Avec la crise, les entreprises ont largement gelé les salaires de leurs cadres. Si les heureux bénéficiaires d’une augmentation représentaient encore une courte majorité (51 %) en 2008, seuls 4 cadres sur 10 ont vu leur fiche de paie réévaluée un an plus tard, selon une étude annuelle de l’Association pour l’emploi des cadres (Apec) publiée le 8 septembre. Un recul qui concerne autant les augmentations individuelles que les augmentations collectives.

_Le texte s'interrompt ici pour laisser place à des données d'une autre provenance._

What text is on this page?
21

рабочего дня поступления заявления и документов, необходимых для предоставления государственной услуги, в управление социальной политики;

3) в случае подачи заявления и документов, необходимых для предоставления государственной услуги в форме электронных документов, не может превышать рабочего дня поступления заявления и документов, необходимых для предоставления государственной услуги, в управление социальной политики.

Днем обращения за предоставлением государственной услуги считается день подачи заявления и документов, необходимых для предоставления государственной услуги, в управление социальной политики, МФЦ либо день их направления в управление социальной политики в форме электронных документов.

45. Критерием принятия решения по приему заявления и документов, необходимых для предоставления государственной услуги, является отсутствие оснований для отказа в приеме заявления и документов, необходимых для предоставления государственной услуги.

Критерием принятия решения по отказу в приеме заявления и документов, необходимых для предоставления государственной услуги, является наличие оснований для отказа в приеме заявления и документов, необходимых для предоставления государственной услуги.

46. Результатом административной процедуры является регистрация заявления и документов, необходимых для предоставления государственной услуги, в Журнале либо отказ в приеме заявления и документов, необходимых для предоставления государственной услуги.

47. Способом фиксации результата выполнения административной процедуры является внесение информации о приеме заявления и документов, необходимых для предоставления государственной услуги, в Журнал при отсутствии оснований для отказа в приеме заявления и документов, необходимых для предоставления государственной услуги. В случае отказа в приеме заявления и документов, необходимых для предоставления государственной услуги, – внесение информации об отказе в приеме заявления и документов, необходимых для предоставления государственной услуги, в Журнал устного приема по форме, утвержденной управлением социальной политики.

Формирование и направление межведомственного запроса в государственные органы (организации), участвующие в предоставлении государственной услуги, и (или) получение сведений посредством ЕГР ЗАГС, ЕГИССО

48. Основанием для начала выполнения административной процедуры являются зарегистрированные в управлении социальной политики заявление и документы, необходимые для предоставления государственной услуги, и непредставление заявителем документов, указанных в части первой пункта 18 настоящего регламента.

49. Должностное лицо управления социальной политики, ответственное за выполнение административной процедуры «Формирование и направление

« Les entreprises qui ont maintenu leurs augmentations individuelles ont certainement été plus sélectives dans le choix des bénéficiaires », font remarquer les auteurs de l’enquête. Sans surprise, ce sont les cadres travaillant dans des entreprises de moins de 20 salariés qui ont le plus souffert de la situation : à peine plus d’un quart (27 %) d’entre eux a vu son salaire réévalué. A contrario, ce sont les cadres des secteurs de la pharmacie et de l’énergie qui tirent le mieux leur épingle du jeu (respectivement 56 % et 52 % d’entre eux ont bénéficié d’une augmentation).

En 2009, le salaire médian se situait à 47 000 euros. Tiré par les gros salaires, le salaire moyen atteignait 53 000 euros, contre 51 000 en 2008.

La modération salariale devrait encore rester d’actualité dans les prochains mois : si 56 % des 1 600 entreprises interrogées par l’association ont l’intention de distribuer des augmentations à leurs cadres en 2010, 27 % sont certaines de ne pas le faire et 17 % déclarent ne pas avoir encore pris de décision à ce sujet.